| When Google's announcement [1] was posted a few days ago, I listened to their samples and heard an odd effect in the "chocolate bread" sample (the video chat example) [1], which is not mirrored in this article. On that sample, I felt [2] that the Lyra version exaggerates the pronunciation of the phrase 'with chocolate' in a way that meaningfully differs from the speaker's original. It weakens the voiced 'th' to nothingness, and overshoots both the lead consonant and first vowel of 'choc', and then proceeds to wash the entire rest of the sentence with a peculiar brightened voice that's high, lacks consonant definition, and is close to ringing. I'm guessing it's actually style transfer, because though the result sounds not much like the speaker's original, the result is reminiscent of the speech pattern and accent that people with East Asian and Southeast Asian ancestry adopt when speaking American English. It was surprising, given that the speaker doesn't sound like that in the original. I wonder if others hear this too. While Lyra sounds richer and wider-band than Opus or Speex at these bitrates, the degradations and artifacts of those codecs are universally recognized (through years of familiarity with telephones) as compression artifacts and not innate features of the speaker themselves. Therefore listeners can be expected to be sympathetic to the quality issues and not attribute the whole of the sound on the speaker's person. If AI-trained voice synthesizer codecs become the norm, and it performs well on most speakers, that expectation will go away, and the resulting audio will be attributed wholly to the speaker. That increases the impact of mistakes and misrepresentations introduced by the codec, unbeknowst to the speaker and listener. [1] https://ai.googleblog.com/2021/02/lyra-new-very-low-bitrate-... [2] https://news.ycombinator.com/item?id=26282519 |
I honestly don't hear a 'th' in the original.

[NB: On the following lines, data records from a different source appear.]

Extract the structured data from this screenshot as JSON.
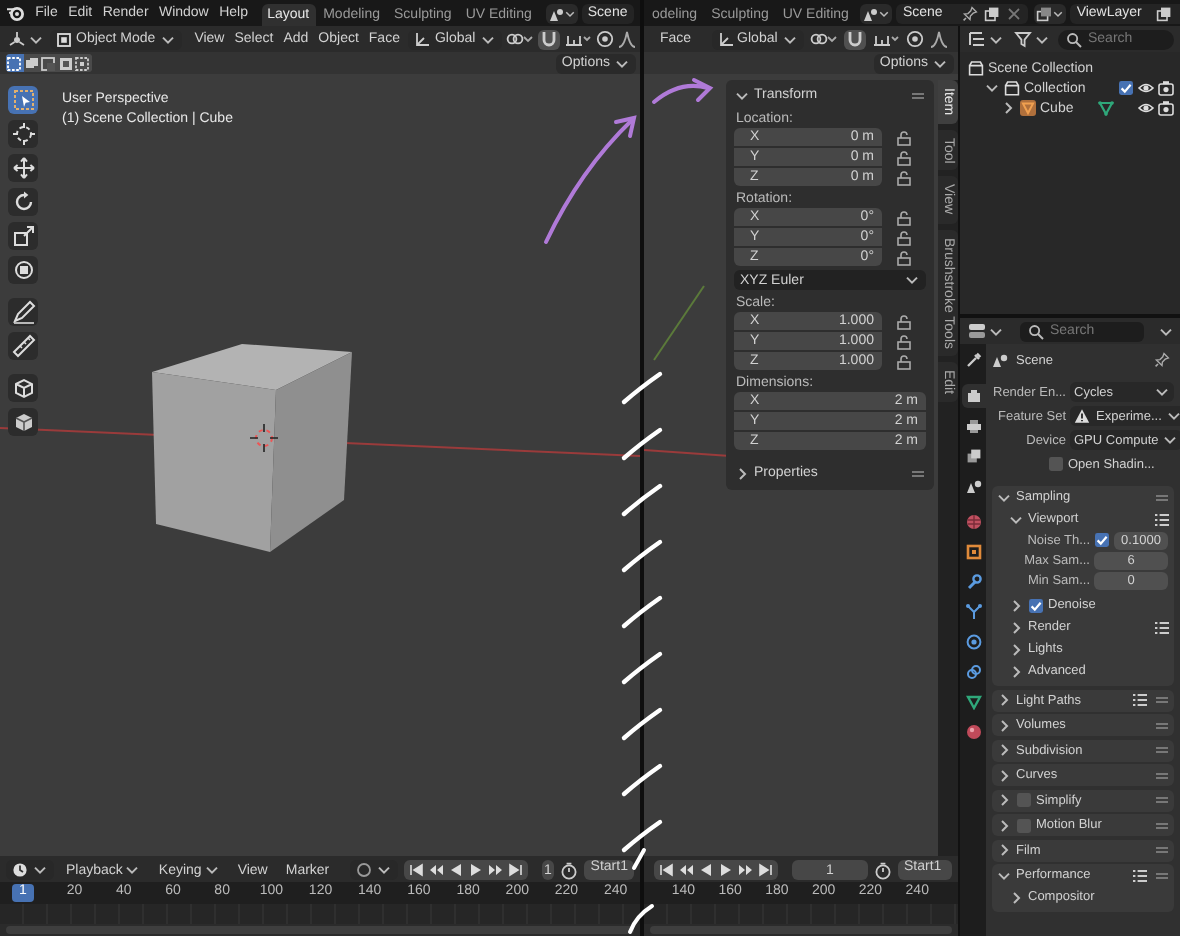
{
  "top_bar": {
    "left": {
      "menus": [
        "File",
        "Edit",
        "Render",
        "Window",
        "Help"
      ],
      "workspace_tabs": [
        {
          "label": "Layout",
          "selected": true
        },
        {
          "label": "Modeling",
          "selected": false
        },
        {
          "label": "Sculpting",
          "selected": false
        },
        {
          "label": "UV Editing",
          "selected": false
        }
      ],
      "scene": "Scene"
    },
    "right": {
      "workspace_tabs": [
        {
          "label": "odeling",
          "selected": false
        },
        {
          "label": "Sculpting",
          "selected": false
        },
        {
          "label": "UV Editing",
          "selected": false
        }
      ],
      "scene": "Scene",
      "view_layer": "ViewLayer"
    }
  },
  "viewport": {
    "mode": "Object Mode",
    "menus": [
      "View",
      "Select",
      "Add",
      "Object",
      "Face"
    ],
    "orientation": "Global",
    "options": "Options",
    "select_modes": [
      {
        "selected": true
      },
      {
        "selected": false
      },
      {
        "selected": false
      },
      {
        "selected": false
      },
      {
        "selected": false
      }
    ],
    "tools": [
      {
        "kind": "select",
        "selected": true
      },
      {
        "kind": "cursor",
        "selected": false
      },
      {
        "kind": "move",
        "selected": false
      },
      {
        "kind": "rotate",
        "selected": false
      },
      {
        "kind": "scale",
        "selected": false
      },
      {
        "kind": "transform",
        "selected": false
      },
      {
        "kind": "annotate",
        "selected": false
      },
      {
        "kind": "measure",
        "selected": false
      },
      {
        "kind": "add-cube",
        "selected": false
      },
      {
        "kind": "extra-cube",
        "selected": false
      }
    ],
    "overlay_title": "User Perspective",
    "overlay_subtitle": "(1) Scene Collection | Cube"
  },
  "viewport_right": {
    "menus": [
      "Face"
    ],
    "orientation": "Global",
    "options": "Options",
    "sidebar": {
      "tabs": [
        {
          "label": "Item",
          "selected": true
        },
        {
          "label": "Tool",
          "selected": false
        },
        {
          "label": "View",
          "selected": false
        },
        {
          "label": "Brushstroke Tools",
          "selected": false
        },
        {
          "label": "Edit",
          "selected": false
        }
      ],
      "panels": [
        {
          "title": "Transform",
          "expanded": true,
          "groups": [
            {
              "kind": "locked",
              "label": "Location:",
              "fields": [
                {
                  "axis": "X",
                  "value": "0 m"
                },
                {
                  "axis": "Y",
                  "value": "0 m"
                },
                {
                  "axis": "Z",
                  "value": "0 m"
                }
              ]
            },
            {
              "kind": "locked",
              "label": "Rotation:",
              "fields": [
                {
                  "axis": "X",
                  "value": "0°"
                },
                {
                  "axis": "Y",
                  "value": "0°"
                },
                {
                  "axis": "Z",
                  "value": "0°"
                }
              ]
            },
            {
              "kind": "dropdown",
              "value": "XYZ Euler"
            },
            {
              "kind": "locked",
              "label": "Scale:",
              "fields": [
                {
                  "axis": "X",
                  "value": "1.000"
                },
                {
                  "axis": "Y",
                  "value": "1.000"
                },
                {
                  "axis": "Z",
                  "value": "1.000"
                }
              ]
            },
            {
              "kind": "plain",
              "label": "Dimensions:",
              "fields": [
                {
                  "axis": "X",
                  "value": "2 m"
                },
                {
                  "axis": "Y",
                  "value": "2 m"
                },
                {
                  "axis": "Z",
                  "value": "2 m"
                }
              ]
            }
          ]
        },
        {
          "title": "Properties",
          "expanded": false
        }
      ]
    }
  },
  "outliner": {
    "search_placeholder": "Search",
    "items": [
      {
        "label": "Scene Collection",
        "kind": "scene-collection",
        "children": [
          {
            "label": "Collection",
            "kind": "collection",
            "expanded": true,
            "checked": true,
            "children": [
              {
                "label": "Cube",
                "kind": "mesh",
                "expanded": false
              }
            ]
          }
        ]
      }
    ]
  },
  "properties": {
    "search_placeholder": "Search",
    "context": "Scene",
    "tabs": [
      {
        "kind": "tool",
        "selected": false
      },
      {
        "kind": "render",
        "selected": true
      },
      {
        "kind": "output",
        "selected": false
      },
      {
        "kind": "view-layer",
        "selected": false
      },
      {
        "kind": "scene",
        "selected": false
      },
      {
        "kind": "world",
        "selected": false
      },
      {
        "kind": "object",
        "selected": false
      },
      {
        "kind": "modifier",
        "selected": false
      },
      {
        "kind": "particles",
        "selected": false
      },
      {
        "kind": "physics",
        "selected": false
      },
      {
        "kind": "constraint",
        "selected": false
      },
      {
        "kind": "data",
        "selected": false
      },
      {
        "kind": "material",
        "selected": false
      }
    ],
    "fields": [
      {
        "kind": "dropdown",
        "label": "Render En...",
        "value": "Cycles",
        "warning": false
      },
      {
        "kind": "dropdown",
        "label": "Feature Set",
        "value": "Experime...",
        "warning": true
      },
      {
        "kind": "dropdown",
        "label": "Device",
        "value": "GPU Compute",
        "warning": false
      },
      {
        "kind": "checkbox",
        "label": "Open Shadin...",
        "checked": false
      }
    ],
    "panels": [
      {
        "kind": "plain",
        "title": "Sampling",
        "expanded": true,
        "children": [
          {
            "kind": "plain",
            "title": "Viewport",
            "expanded": true,
            "presets": true,
            "rows": [
              {
                "kind": "checkbox-number",
                "label": "Noise Th...",
                "checked": true,
                "value": "0.1000"
              },
              {
                "kind": "number",
                "label": "Max Sam...",
                "value": "6"
              },
              {
                "kind": "number",
                "label": "Min Sam...",
                "value": "0"
              }
            ]
          },
          {
            "kind": "checkbox",
            "title": "Denoise",
            "expanded": false,
            "checked": true
          },
          {
            "kind": "plain",
            "title": "Render",
            "expanded": false,
            "presets": true
          },
          {
            "kind": "plain",
            "title": "Lights",
            "expanded": false
          },
          {
            "kind": "plain",
            "title": "Advanced",
            "expanded": false
          }
        ]
      },
      {
        "kind": "plain",
        "title": "Light Paths",
        "expanded": false,
        "presets": true
      },
      {
        "kind": "plain",
        "title": "Volumes",
        "expanded": false
      },
      {
        "kind": "plain",
        "title": "Subdivision",
        "expanded": false
      },
      {
        "kind": "plain",
        "title": "Curves",
        "expanded": false
      },
      {
        "kind": "checkbox",
        "title": "Simplify",
        "expanded": false,
        "checked": false
      },
      {
        "kind": "checkbox",
        "title": "Motion Blur",
        "expanded": false,
        "checked": false
      },
      {
        "kind": "plain",
        "title": "Film",
        "expanded": false
      },
      {
        "kind": "plain",
        "title": "Performance",
        "expanded": true,
        "presets": true,
        "children": [
          {
            "kind": "plain",
            "title": "Compositor",
            "expanded": false
          }
        ]
      }
    ]
  },
  "timeline": {
    "menus": [
      "Playback",
      "Keying",
      "View",
      "Marker"
    ],
    "current_frame": "1",
    "start_label": "Start",
    "start_frame": "1",
    "ruler": [
      {
        "label": "1",
        "selected": true
      },
      {
        "label": "20",
        "selected": false
      },
      {
        "label": "40",
        "selected": false
      },
      {
        "label": "60",
        "selected": false
      },
      {
        "label": "80",
        "selected": false
      },
      {
        "label": "100",
        "selected": false
      },
      {
        "label": "120",
        "selected": false
      },
      {
        "label": "140",
        "selected": false
      },
      {
        "label": "160",
        "selected": false
      },
      {
        "label": "180",
        "selected": false
      },
      {
        "label": "200",
        "selected": false
      },
      {
        "label": "220",
        "selected": false
      },
      {
        "label": "240",
        "selected": false
      }
    ]
  },
  "timeline_right": {
    "current_frame": "1",
    "start_label": "Start",
    "start_frame": "1",
    "ruler": [
      {
        "label": "140",
        "selected": false
      },
      {
        "label": "160",
        "selected": false
      },
      {
        "label": "180",
        "selected": false
      },
      {
        "label": "200",
        "selected": false
      },
      {
        "label": "220",
        "selected": false
      },
      {
        "label": "240",
        "selected": false
      }
    ]
  }
}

> It was surprising, given that the speaker doesn't sound like that in the original.
I disagree. Note that the speaker says "these bread". The three possibilities for those two words—"these bread", "thiiiis bread", and "these breads" with a dropped "s"—would all be weird things for a native english speaker to say for different reasons relating to either wrong pronunciation of "this" or "breads" or the fact that bread is its own collective noun and therefore we typically require separate qualifiers like "these buns" or "these loaves" when separating multiple individual "pieces" (another) into a non-collective. We ask for "some bread" or "a piece of bread", but we don't say "a bread" or "some breads" unless we are discussing categorical types of bread ("ciabatta and rye are breads") rather than instances of such, and only one type of bread is represented in the video.
The Lyra reproduction has a band-pass filtered quality to it, but I find it still remarkably representative of the reference.